G007 – NURBS Curves

Apa itu curves? Terjemahan langsungnya adalah kurva, atau garis lengkung. Namun curves dalam Grasshopper juga meliputi garis lurus dan garis zigzag, seperti halnya kurva titik lebur dan titik didih H2O yang memperlihatkan garis-garis lurus dan diagonal. Curves adalah kumpulan titik (koordinat) yang digabungkan menjadi satu geometri. Terdapat setidaknya 5 jenis curve pada Grasshopper, yang dijelaskan dengan baik di dalam Grasshopper Primer. Dalam artikel ini kita akan membahas tentang NURBS Curves saja.

NURBS

Jenis curve yang pertama adalah NURBS atau Non-uniform Rational Basic Splines. NURBS ini adalah yang dikategorikan sebagai Topological Curves oleh Greg Lynn (1999). Sebagai contoh, kita bisa memperhatikan gambar di bawah ini.

Gambar 1. Contoh NURBS pada Rhinoceros

Ingat kegiatan menghubungkan garis di TK atau SD? Atau kegiatan menggambar kurva koordinat cartesius di SMP dan SMA? Proses pembuatan kurva vector di dalam software Rhinoceros persis seperti kedua kegiatan tersebut. Namun, dalam pembuatan NURBS, ada metode penggambaran yang sedikit berbeda. Lima titik pada gambar contoh di atas tidak semuanya ‘dilewati’ ataupun ‘dihubungkan’ oleh kurva NURBS. Lima titik berjauhan yang digambar pada Rhino ini menjadi penentu bentuk curva NURBS, bagaikan tali penarik, gravitasi, ataupun medan magnet yang memberikan tarikan dan dorongan (lihat definisi Topological Curves di buku Animated Form karangan Greg Lynn, 1999). Posisi titik-titik tersebut, yang disebut dengan parameter, mempengaruhi sebuah kurva sesuai pada knot vectors, degrees, dan beratnya. Untuk memudahkan memahami apa itu knot vectors dan berat pada NURBS kita harus memahami matematika dasar Grasshopper. Tetapi kita bisa memahami apa itu Degree dan efek dari knot-vector otomatis dengan komponen NURBS biasa (VDC input) di dalam Grasshopper.

Pada Grasshopper versi Agustus 2014 yang saya gunakan (iya, memang sudah lama), ada dua komponen yang bisa dipakai untuk membuat NURBS Curve: NURBS Curve biasa dengan VDC input dan NURBS Curve dengan KWC input.

NURBS Curves biasa (yang ada di grasshopper versi lama) memiliki tiga input yaitu V (volatile control-point), D (degree), dan P (periodic); serta memiliki tiga jenis output yaitu C (curve), L (length), dan D (domain, atau interval dari 0 ke nilai numerik kurva). Input V adalah titik-titik yang menjadi parameter kurva.
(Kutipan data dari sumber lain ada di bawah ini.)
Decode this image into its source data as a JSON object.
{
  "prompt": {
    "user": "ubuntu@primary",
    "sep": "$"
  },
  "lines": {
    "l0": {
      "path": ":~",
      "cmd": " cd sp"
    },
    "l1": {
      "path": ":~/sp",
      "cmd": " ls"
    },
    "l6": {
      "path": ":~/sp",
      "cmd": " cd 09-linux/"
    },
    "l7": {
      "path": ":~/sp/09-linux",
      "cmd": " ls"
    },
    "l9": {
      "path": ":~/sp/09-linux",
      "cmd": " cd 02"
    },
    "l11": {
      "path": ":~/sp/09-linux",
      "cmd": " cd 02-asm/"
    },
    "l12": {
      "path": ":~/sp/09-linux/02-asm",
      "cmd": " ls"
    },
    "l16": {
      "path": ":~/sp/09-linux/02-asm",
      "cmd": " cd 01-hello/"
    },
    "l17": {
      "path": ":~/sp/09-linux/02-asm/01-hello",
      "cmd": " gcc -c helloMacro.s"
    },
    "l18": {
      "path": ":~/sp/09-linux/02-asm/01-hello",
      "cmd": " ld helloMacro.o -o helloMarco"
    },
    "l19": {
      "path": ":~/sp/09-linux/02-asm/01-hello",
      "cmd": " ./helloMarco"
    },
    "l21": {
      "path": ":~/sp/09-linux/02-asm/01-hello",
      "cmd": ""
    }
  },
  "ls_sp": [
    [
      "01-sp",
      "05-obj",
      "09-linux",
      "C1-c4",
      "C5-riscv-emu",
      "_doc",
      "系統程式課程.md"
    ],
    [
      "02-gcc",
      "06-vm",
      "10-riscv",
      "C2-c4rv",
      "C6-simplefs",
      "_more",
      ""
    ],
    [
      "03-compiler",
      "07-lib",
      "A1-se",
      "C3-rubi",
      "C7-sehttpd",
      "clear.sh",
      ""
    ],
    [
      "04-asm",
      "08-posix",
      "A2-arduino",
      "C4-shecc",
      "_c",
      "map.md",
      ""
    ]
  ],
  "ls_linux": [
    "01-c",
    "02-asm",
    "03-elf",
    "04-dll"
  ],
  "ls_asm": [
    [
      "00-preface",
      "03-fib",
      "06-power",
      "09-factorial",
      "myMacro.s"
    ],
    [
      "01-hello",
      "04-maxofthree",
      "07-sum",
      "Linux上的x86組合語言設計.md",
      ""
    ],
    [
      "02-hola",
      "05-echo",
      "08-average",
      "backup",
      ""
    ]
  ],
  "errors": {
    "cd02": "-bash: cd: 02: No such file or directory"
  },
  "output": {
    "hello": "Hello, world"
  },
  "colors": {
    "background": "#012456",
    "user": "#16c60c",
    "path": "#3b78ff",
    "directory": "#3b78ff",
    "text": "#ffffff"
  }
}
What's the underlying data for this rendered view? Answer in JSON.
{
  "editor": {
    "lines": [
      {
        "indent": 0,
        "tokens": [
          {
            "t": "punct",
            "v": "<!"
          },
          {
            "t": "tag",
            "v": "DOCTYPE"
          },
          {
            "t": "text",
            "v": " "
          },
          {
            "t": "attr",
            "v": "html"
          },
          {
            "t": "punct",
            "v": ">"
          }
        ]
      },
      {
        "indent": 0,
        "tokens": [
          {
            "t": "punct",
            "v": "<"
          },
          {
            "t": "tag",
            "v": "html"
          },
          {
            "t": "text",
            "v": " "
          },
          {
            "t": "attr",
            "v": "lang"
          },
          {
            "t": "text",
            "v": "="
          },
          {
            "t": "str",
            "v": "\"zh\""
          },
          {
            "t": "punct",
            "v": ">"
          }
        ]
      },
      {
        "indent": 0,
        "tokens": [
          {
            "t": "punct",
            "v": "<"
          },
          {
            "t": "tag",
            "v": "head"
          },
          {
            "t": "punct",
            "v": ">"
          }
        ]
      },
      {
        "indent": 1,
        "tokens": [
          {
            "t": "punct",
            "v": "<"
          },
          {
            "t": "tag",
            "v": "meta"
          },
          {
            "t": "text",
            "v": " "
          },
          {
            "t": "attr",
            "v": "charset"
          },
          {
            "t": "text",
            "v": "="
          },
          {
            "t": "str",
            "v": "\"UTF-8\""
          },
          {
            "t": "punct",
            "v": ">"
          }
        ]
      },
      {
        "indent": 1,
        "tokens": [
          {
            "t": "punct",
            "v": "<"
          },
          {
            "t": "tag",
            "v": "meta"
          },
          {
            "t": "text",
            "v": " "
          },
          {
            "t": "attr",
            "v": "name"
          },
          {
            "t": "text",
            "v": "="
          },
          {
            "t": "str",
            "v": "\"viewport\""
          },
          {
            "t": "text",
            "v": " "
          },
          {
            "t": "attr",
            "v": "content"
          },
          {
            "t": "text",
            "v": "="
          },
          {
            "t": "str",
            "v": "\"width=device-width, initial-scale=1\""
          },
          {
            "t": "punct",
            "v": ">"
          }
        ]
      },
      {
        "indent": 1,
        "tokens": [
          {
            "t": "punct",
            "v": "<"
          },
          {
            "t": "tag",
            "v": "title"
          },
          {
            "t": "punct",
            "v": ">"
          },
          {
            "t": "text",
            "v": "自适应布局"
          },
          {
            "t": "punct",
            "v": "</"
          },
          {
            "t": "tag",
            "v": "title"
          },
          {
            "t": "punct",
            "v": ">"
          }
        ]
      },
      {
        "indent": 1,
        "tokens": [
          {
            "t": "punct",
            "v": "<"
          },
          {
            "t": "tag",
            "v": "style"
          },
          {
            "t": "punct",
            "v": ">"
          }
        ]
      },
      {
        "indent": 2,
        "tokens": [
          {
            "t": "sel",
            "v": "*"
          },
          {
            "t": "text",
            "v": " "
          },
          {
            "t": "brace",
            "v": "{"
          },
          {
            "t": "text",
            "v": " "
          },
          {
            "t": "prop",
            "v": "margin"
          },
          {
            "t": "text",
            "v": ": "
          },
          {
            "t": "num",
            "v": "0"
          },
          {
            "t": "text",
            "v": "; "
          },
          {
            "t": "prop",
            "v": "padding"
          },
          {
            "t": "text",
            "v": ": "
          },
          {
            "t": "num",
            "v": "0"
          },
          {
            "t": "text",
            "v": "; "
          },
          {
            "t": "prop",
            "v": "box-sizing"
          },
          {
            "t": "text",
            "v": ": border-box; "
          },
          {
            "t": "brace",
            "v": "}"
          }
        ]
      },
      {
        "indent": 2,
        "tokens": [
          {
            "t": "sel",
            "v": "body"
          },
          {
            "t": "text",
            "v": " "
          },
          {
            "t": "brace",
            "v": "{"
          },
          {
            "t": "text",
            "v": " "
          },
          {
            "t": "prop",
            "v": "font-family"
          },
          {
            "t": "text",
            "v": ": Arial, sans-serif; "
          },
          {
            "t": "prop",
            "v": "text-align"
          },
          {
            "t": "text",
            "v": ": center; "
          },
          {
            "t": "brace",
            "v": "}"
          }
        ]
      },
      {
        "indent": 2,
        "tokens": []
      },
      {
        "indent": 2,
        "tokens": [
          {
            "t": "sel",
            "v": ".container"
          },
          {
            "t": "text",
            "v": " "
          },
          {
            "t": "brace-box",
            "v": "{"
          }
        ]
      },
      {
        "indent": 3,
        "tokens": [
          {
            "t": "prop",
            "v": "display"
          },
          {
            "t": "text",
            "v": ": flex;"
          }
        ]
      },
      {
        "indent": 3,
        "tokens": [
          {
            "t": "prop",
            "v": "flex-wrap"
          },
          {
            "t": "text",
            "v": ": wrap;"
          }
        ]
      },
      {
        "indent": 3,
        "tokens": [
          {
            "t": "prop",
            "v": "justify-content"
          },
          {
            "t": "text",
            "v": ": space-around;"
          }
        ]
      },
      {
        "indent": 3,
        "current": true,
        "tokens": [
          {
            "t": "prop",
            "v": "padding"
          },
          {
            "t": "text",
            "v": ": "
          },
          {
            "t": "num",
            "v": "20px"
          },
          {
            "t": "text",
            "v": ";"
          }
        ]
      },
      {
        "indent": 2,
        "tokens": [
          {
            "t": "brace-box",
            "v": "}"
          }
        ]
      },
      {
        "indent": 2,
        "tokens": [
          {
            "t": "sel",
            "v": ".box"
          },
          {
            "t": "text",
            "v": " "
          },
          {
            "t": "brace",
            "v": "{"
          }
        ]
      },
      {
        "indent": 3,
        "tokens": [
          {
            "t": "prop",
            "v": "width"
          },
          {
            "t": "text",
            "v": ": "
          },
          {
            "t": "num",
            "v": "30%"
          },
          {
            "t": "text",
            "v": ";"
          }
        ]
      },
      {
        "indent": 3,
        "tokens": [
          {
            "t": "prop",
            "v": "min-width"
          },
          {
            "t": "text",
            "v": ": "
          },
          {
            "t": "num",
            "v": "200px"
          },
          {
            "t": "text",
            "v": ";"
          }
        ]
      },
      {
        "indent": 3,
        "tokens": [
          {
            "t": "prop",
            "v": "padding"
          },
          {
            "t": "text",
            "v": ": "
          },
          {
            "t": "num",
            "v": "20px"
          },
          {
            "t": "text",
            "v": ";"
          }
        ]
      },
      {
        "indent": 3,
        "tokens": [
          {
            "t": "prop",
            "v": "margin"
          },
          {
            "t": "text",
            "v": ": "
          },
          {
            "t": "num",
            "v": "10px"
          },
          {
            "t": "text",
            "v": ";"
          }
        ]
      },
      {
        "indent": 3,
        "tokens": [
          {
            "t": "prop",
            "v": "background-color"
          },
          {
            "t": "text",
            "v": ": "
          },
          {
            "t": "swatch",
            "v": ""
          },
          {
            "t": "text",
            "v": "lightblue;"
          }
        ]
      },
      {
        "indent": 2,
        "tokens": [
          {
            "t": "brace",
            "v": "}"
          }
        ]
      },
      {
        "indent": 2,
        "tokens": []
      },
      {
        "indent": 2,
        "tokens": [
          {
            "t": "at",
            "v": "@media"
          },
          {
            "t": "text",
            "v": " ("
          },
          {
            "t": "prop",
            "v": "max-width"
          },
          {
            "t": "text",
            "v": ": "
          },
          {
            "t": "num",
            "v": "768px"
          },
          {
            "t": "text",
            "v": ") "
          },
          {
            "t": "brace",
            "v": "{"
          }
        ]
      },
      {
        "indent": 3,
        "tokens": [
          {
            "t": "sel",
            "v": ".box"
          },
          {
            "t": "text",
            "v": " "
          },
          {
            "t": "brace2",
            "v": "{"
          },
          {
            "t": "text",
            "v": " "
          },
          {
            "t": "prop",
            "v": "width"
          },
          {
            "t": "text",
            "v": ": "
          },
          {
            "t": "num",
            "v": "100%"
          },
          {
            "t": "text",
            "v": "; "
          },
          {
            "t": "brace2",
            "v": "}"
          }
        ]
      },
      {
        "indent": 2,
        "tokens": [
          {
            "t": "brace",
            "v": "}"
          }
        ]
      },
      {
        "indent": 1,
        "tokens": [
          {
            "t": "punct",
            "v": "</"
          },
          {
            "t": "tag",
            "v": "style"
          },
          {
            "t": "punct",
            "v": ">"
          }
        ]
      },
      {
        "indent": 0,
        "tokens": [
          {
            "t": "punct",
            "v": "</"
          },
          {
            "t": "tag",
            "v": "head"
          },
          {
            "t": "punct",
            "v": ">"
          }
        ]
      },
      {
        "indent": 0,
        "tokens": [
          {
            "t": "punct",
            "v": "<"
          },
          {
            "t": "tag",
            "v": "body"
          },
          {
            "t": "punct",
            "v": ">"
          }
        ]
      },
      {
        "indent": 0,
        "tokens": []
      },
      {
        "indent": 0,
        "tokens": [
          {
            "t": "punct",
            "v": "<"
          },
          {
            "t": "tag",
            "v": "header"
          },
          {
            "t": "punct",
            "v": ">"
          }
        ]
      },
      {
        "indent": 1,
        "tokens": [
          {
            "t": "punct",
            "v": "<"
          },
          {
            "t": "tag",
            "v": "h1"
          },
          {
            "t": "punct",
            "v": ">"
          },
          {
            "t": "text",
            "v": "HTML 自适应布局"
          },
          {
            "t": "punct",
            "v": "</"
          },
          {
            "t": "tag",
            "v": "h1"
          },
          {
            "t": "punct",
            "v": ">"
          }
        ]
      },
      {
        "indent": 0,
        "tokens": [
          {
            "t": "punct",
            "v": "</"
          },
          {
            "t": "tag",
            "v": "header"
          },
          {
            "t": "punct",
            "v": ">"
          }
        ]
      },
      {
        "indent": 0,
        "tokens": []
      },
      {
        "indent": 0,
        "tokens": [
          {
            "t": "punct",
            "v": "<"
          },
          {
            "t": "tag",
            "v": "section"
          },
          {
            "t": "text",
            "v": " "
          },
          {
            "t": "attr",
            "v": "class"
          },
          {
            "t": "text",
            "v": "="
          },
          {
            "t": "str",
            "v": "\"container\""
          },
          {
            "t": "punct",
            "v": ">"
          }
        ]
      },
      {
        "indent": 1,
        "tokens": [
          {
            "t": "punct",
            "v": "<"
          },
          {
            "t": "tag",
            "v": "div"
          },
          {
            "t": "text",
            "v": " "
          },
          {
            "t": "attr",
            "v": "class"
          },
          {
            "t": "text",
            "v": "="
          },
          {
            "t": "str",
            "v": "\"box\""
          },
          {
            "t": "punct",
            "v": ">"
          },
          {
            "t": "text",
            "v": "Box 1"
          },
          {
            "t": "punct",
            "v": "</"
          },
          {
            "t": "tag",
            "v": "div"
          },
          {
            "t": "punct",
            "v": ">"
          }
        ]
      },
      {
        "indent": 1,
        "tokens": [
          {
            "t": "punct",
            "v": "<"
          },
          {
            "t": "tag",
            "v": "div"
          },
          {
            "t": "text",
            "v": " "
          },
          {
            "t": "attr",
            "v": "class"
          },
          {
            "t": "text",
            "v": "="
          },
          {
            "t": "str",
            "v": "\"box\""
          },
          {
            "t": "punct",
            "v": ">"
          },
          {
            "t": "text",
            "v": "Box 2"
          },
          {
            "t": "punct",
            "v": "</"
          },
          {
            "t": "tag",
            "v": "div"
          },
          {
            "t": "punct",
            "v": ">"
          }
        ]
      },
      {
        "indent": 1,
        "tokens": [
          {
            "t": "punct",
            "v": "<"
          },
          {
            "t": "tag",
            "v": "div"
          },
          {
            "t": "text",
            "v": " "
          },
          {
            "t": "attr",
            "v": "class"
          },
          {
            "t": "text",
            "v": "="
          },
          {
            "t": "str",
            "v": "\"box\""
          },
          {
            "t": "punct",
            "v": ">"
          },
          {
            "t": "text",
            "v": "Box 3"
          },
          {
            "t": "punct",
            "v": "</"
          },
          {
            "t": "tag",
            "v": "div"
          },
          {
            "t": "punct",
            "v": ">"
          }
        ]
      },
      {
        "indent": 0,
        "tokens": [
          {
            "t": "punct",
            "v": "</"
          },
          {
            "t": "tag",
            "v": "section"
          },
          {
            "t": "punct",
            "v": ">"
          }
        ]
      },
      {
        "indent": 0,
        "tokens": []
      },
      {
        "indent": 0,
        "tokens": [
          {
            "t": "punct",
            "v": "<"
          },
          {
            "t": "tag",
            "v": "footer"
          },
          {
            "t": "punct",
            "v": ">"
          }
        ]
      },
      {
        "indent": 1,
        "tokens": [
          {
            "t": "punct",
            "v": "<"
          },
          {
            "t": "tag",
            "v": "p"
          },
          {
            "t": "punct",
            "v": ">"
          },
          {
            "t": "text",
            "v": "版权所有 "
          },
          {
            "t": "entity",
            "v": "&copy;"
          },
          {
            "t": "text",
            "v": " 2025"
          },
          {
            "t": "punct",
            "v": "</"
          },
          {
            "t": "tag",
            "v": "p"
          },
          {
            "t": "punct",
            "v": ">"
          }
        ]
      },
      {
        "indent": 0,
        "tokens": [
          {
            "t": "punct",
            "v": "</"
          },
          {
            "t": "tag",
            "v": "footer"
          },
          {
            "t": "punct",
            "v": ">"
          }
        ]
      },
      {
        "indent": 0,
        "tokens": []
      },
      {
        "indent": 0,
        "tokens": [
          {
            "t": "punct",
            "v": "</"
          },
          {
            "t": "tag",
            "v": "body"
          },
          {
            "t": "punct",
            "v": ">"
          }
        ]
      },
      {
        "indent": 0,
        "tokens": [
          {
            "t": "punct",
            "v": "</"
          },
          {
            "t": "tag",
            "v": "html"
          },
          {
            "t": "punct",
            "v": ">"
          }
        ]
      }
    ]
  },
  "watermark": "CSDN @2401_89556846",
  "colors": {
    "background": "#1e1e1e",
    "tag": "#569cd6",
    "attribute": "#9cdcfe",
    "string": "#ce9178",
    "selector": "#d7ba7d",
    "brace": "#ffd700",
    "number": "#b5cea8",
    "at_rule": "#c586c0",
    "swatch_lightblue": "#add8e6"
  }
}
Input ini bisa kita gambar dengan Grasshopper atau kita gambar langsung di Rhinoceros sebelum kita masukan ke Grasshopper dengan bantuan komponen <Point>. Sementara itu input D mempengaruhi apakah kurva menjauh atau mendekati titik, apakah lengkung, berapa banyak radian lingkaran yang membentuk kurva tersebut, dan sebagainya. David Rutten, programmer yang mengembangkan Grasshopper dan banyak membuat perubahan komponen Grasshopper, menjelaskan pengaruh input D terhadap kurva NURBS yang dihasilkan di dalam website dan forum resmi grasshopper. LIFT menjelaskan juga dalam Grasshopper Primer, sehingga kita bisa mengadaptasinya pada contoh yang kita punya. Dengan memainkan input D, kita akan memperoleh hasil kurva berikut ini:

Gambar 2. Pengaruh input D (degree) kepada bentuk kurva.

Mungkin ada di antara sobat sekalian yang mendapatkan hasil curve berupa closed-curve seperti pada gambar berikut:

Gambar 3. Bentuk closed-curve NURBS

Hal ini disebabkan oleh setting Boolean pada input P (periodic) yang diatur True. Untuk mengubahnya menjadi kurva terbuka, klik kanan pada input <NurbsCurve/P> kemudian klik Set Boolean dan klik False. Selanjutnya kurva akan tampak seperti pada gambar pertama.

Gambar 4. Cara mengubah setting boolean pada input P (periodic)

Kita akan skip dulu pembahasan komponen NURBS dengan KWC input sampai kita membahas soal matematika dasar dan scripting. Jika berminat, pembahasan soal knot vectors bisa dilihat di website resmi McNeel, wikipedia, food4rhino, atau Grassshopper3D.